Gebelikte protein alımı çok önemlidir. Sadece protein alımı değil kalitesi de önemlidir. Kaliteli protein, vücudun alınan proteinin ne kadarını kullandığı ile ilgilidir. Örneğin doğadaki en kaliteli protein kaynağı anne sütüdür yani içerdiği protein vücutta yüzde yüz kullanılmaktadır. İkinci sırada yumurta gelir ve %95’i kullanılır. Bunun dışında hayvansal kaynaklı proteinlerin kalitesi bitkisel kaynaklı olanlardan daha yüksektir. Bitkisel kaynaklı proteinler tahıllar ve kurubaklagillerde bulunup biyoyararlılığı hayvansal kaynaklı olanlardan düşüktür. Ayrıca içerdiği toksik yük bakımından yağlı ve büyükbaş hayvan etleri yerine küçük baş hayvan etlerinin tüketimini tavsiye ederim. Gebelikte kansızlık sorunuz yoksa tam tahıllı ekmekleri tercih edebilirsiniz ancak varsa kepekli ekmek tüketimi kansızlığınızı arttıracaktır. Sebzeler en çok tüketmeniz gereken besin grubudur; zengin vitamin, mineral, antioksidan ve posa içerikleri ile gebelik sürecinde kendinizi daha iyi hissetmenizi sağlarlar. Gebelikte en çok görülen sorunlardan biride kabızlıktır bu sebeple bol sebze tüketimi (günlük salata + sebze yemeği şeklinde 5 porsiyon), yeterli su tüketimi(günde 12-15 bardak kadar) ve yarım saat 45 dk’lık yürüyüşler sizi rahatlatacaktır. Meyve tüketiminde dikkatli olmak gerektiğini düşünüyorum günlük 1-2 porsiyonu geçmemeye özen gösterin.

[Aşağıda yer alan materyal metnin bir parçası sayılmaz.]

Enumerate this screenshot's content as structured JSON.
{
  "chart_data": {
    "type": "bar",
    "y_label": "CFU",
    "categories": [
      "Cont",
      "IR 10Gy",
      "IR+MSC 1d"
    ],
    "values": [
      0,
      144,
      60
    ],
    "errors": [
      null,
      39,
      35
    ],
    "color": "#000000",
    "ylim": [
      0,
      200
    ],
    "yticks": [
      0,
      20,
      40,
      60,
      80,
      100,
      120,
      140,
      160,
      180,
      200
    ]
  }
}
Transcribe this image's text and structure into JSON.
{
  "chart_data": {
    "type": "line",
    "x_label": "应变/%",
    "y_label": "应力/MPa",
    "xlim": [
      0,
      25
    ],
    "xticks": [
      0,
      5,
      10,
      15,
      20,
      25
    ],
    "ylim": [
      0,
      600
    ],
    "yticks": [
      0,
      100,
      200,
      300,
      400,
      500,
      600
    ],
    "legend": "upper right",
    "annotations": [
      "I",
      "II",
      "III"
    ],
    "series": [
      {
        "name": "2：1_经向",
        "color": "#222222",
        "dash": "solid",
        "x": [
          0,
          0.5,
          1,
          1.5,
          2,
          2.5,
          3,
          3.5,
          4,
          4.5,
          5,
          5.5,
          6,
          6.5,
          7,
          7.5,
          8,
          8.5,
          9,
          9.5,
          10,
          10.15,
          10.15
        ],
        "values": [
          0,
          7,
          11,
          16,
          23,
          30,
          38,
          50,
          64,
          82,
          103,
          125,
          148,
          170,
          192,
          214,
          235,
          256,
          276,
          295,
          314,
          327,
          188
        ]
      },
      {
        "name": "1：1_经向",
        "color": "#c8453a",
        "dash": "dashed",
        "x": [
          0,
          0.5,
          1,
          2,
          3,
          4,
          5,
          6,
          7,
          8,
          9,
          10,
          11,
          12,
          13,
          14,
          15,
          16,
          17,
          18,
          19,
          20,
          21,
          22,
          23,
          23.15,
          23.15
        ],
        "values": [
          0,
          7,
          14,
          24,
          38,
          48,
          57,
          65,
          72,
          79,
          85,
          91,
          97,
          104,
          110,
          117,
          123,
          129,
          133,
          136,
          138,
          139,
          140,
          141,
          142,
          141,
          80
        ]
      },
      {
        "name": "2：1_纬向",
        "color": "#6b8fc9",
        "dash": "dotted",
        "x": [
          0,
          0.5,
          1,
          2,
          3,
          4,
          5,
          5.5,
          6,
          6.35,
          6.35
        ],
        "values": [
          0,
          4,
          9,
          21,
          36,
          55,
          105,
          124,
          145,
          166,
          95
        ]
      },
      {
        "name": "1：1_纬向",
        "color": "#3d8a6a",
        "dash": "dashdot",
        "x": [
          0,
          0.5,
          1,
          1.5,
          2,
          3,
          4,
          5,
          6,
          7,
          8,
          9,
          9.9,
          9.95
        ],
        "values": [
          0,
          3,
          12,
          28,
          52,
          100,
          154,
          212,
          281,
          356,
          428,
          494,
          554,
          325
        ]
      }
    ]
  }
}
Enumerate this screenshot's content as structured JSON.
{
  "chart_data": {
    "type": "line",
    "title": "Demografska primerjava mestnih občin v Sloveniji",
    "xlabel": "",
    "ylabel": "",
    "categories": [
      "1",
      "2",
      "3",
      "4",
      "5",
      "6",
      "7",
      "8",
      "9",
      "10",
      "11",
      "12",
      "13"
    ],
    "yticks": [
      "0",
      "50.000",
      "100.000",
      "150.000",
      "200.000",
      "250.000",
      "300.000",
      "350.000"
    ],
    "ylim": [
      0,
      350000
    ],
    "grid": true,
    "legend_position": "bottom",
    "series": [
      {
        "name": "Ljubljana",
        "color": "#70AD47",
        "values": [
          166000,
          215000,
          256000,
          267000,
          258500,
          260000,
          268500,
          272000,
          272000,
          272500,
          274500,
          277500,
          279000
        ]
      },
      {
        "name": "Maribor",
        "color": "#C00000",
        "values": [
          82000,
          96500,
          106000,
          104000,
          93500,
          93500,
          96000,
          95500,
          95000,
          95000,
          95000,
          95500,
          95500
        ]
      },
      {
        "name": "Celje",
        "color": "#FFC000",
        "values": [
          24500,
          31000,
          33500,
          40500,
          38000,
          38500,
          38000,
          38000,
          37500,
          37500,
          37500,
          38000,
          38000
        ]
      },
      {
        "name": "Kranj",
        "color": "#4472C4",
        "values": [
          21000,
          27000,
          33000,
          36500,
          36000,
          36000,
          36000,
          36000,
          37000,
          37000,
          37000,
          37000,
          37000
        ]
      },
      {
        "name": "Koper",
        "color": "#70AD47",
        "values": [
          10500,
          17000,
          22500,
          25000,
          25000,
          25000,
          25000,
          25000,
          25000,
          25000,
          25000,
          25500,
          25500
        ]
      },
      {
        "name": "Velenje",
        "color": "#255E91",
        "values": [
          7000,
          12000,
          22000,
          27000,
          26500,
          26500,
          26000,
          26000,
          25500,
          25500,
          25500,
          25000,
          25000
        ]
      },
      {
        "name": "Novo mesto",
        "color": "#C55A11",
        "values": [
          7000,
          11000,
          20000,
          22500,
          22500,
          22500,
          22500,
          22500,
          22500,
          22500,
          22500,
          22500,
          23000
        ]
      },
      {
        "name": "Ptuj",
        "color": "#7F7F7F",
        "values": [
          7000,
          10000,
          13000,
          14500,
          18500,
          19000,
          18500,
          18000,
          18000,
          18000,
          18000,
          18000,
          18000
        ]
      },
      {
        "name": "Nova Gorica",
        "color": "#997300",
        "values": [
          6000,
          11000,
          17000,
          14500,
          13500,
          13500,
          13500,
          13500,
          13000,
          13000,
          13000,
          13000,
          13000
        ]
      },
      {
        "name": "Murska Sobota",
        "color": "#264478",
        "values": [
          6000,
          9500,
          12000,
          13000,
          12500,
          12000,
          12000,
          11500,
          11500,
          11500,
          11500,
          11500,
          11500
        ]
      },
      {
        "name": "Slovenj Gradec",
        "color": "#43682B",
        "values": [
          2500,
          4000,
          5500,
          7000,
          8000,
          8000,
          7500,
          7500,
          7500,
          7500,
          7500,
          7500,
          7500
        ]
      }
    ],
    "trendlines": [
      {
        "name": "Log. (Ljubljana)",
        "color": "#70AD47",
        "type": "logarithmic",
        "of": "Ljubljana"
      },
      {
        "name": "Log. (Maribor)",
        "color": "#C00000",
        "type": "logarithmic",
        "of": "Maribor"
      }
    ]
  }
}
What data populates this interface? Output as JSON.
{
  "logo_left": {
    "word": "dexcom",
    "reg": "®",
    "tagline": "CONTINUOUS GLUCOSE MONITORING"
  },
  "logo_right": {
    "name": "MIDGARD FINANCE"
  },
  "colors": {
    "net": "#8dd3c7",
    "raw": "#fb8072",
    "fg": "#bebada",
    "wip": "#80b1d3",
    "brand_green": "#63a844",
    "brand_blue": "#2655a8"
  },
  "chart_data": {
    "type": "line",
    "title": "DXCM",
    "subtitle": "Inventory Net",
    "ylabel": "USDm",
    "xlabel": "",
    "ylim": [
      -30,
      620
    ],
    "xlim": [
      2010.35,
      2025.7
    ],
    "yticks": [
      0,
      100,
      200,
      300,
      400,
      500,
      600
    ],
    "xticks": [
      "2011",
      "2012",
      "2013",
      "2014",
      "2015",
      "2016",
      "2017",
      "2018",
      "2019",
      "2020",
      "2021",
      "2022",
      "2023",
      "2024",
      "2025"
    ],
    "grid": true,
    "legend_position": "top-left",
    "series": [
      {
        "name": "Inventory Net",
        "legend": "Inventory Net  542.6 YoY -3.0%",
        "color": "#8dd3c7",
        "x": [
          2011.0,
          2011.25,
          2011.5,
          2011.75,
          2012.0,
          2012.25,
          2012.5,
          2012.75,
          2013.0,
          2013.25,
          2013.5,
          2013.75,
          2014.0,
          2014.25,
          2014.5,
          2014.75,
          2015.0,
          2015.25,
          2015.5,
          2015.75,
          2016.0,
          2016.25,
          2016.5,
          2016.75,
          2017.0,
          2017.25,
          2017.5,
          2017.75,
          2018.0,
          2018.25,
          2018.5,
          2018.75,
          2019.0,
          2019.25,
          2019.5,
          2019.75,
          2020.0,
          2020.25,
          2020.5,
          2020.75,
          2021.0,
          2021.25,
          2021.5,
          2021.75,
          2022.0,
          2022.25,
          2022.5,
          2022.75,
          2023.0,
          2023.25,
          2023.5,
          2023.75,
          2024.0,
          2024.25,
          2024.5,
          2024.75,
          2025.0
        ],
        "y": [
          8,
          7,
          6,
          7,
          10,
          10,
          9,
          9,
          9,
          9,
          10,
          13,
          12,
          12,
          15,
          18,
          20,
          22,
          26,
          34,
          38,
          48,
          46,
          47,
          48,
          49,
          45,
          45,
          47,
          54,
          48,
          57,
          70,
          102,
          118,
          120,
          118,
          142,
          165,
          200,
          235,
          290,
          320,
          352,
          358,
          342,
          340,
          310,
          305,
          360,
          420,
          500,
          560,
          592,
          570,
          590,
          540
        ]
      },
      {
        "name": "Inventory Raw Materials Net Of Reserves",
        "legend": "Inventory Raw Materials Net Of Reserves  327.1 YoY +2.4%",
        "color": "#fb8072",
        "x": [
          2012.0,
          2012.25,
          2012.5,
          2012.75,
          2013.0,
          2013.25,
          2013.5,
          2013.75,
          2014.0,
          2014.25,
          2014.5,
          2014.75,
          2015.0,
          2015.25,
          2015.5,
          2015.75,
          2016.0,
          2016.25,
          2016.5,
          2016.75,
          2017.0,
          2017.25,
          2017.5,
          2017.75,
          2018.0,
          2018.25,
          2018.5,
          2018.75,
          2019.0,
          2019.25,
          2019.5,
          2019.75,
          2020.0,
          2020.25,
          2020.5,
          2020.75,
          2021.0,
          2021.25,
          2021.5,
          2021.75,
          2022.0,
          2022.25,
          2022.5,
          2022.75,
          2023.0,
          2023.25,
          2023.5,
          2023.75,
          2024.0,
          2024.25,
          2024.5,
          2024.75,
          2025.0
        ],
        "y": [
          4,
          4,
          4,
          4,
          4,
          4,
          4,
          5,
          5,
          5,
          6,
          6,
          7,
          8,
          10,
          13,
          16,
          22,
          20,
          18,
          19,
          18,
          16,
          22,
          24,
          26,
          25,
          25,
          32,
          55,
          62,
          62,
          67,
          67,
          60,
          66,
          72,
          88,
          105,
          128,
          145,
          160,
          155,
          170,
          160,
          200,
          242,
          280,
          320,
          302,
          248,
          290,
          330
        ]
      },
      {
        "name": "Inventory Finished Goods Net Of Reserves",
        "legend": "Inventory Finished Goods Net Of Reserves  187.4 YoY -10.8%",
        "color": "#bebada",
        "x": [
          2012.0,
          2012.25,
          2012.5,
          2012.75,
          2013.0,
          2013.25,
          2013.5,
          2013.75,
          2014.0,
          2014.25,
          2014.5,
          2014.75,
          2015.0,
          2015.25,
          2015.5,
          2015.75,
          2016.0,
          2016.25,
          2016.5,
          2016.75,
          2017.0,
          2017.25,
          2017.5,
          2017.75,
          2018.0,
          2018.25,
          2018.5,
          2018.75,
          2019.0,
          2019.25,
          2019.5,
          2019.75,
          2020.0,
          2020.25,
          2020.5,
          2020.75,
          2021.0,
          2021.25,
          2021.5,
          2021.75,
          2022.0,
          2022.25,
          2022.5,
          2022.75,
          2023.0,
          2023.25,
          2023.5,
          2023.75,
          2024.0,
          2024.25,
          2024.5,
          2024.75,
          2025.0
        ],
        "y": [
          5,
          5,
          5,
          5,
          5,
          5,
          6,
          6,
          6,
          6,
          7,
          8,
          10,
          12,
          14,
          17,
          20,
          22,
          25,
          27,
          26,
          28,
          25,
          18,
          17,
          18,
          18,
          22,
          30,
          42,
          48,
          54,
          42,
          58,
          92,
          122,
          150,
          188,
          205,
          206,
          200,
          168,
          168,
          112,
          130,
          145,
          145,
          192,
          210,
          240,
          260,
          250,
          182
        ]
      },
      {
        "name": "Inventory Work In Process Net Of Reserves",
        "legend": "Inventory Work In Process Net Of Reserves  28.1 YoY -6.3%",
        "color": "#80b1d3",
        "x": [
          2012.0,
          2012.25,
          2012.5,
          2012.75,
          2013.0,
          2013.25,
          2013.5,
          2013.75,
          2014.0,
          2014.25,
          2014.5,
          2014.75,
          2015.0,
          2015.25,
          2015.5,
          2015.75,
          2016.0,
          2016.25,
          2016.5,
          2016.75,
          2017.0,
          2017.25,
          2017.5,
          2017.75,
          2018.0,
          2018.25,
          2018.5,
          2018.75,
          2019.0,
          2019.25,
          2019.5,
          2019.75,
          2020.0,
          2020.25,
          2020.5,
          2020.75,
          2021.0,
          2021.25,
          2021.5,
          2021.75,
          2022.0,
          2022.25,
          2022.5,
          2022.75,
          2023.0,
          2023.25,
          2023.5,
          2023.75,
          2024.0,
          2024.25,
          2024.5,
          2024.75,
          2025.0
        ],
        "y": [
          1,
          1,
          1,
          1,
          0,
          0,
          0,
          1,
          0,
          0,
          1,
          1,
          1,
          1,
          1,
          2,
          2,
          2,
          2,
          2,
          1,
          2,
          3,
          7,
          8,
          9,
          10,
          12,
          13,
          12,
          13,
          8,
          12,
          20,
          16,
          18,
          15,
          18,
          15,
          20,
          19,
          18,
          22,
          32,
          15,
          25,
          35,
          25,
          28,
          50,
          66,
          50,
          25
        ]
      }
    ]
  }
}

Meyvenin şeker içeriği yüksektir ve özellikle meyve suyu formunda tüketilmemelidir. Kuru meyvelerin demir içeriği yüksektir, bağırsak çalıştırıcı etkileri vardır, ara öğünlerde miktar kontrolüne dikkat edilerek yanında yoğurt veya yağlı tohumlar dediğimiz ceviz badem, fındık ile birlikte tüketilebilir. Yağlar konusunda tavsiyem sade yağ, zeytinyağ, Hindistan cevizi yağı gibi fonksiyonel yağ tüketimini tercih ederek Ayçiçek yağı yada mısırözü yağı gibi yağ tüketiminizi azaltabilirsiniz. Balık tüketimi en çok merak edilen konu olup çok büyük balıkları tercih etmeyin derim daha derinlerde yaşadıkları için ağır metal birikimi daha fazladır. Mevsiminde, küçük balık tüketimi yada doktorunuzun önerdiği omega 3 takviyesini kullanabilirsiniz.